Field preemption. Next, the respondents’ argued that the laws, as applied, fall into a field implicitly reserved for federal regulation because IRCA preempts the field of fraud on the federal employment verification system. The Court again pointed out that the submission of tax-withholding forms is not part of that system. Rejecting further their contention that federal law precludes their prosecutions because the Kansas laws at issue require proof that the accused engaged in the prohibited conduct for the purpose of getting a “benefit”—here, a job—the Court explained that while submitting W–4’s and K–4’s helped the respondents get jobs, it did not help them show they were authorized to work in this country. Thus, there was no basis for finding field preemption.
No conflict with federal law. Nor, said the Court, was there any basis for holding that the Kansas statutes conflicted with federal law. “In enacting IRCA,” wrote Justice Alito, “Congress did not decide that an unauthorized alien who uses a false identity on tax-withholding forms should not face criminal prosecution. On the contrary, federal law makes it a crime to use fraudulent information on a W–4.” The mere fact that state criminal laws overlap to some degree with federal criminal provisions is not enough to find conflict preemption, the Court observed, finding that there was no suggestion here that the Kansas prosecutions frustrated any federal interests. Accordingly, the Justices reversed and remanded to the Kansas Supreme Court.
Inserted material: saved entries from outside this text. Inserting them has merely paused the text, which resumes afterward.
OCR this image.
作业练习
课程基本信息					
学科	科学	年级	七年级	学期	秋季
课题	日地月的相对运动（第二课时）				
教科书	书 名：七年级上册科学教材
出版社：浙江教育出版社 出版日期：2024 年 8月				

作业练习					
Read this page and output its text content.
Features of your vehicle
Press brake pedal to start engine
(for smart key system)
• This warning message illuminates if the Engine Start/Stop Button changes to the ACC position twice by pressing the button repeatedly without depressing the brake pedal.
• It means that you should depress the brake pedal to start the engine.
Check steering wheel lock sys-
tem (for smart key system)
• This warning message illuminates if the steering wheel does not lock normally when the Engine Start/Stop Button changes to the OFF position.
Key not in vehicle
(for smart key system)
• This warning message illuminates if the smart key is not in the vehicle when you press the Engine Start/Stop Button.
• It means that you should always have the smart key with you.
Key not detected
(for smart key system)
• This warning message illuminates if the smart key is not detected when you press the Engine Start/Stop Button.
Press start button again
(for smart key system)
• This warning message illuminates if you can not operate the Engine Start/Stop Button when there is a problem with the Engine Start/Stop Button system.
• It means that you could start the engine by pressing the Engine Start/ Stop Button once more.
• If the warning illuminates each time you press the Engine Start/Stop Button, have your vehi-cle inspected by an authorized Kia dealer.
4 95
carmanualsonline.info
Thomas concurrence. In a separate concurring opinion, Justice Thomas, with whom Justice Gorsuch joined, agreed that the prosecution and convictions of the respondents were not preempted by Section 101(a)(1) of IRCA. He wrote separately to reiterate the view that the Court should explicitly abandon its “purposes and objectives” preemption jurisprudence. “In these cases, the Court correctly distinguishes our ‘purposes and objectives’ precedents and does not engage in a ‘freewheeling judicial inquiry into whether a state statute is in tension with federal objectives.’”
Breyer partial concurrence and dissent. In a partial concurrence and dissent, Justice Breyer, with whom Justices Ginsburg, Sotomayor, and Kagan joined, agreed with the majority that IRCA did not expressly preempt Kansas’ criminal laws as they were applied in the prosecutions at issue here. Disagreeing with the majority’s conclusion about implied preemption, however, Justice Breyer explained that “in my view, IRCA’s text, together with its structure, context, and purpose, make it ‘clear and manifest’ that Congress has occupied at least the narrow field of policing fraud committed to demonstrate federal work authorization.”
IRCA, he argued, creates a “comprehensive scheme” to combat the employment of illegal aliens and its text sets forth highly detailed requirements. “State laws that police fraud committed to demonstrate federal work authorization are similarly preempted. Even though IRCA criminalizes that conduct, the Act makes clear that only the Federal Government may prosecute people for misrepresenting their federal work-authorization status.”
By permitting the prosecutions at issue here, “the majority opens a colossal loophole. Starting a new job almost always involves filling out tax-withholding forms alongside an I–9. So unless they want to give themselves away, people hoping to hide their federal work-authorization status from their employer will put the same false information on their tax-withholding forms as they do on their I–9. To let the States prosecute such people for the former is, in practical effect, to let the States police the latter. And policing the latter is what the Act expressly forbids.”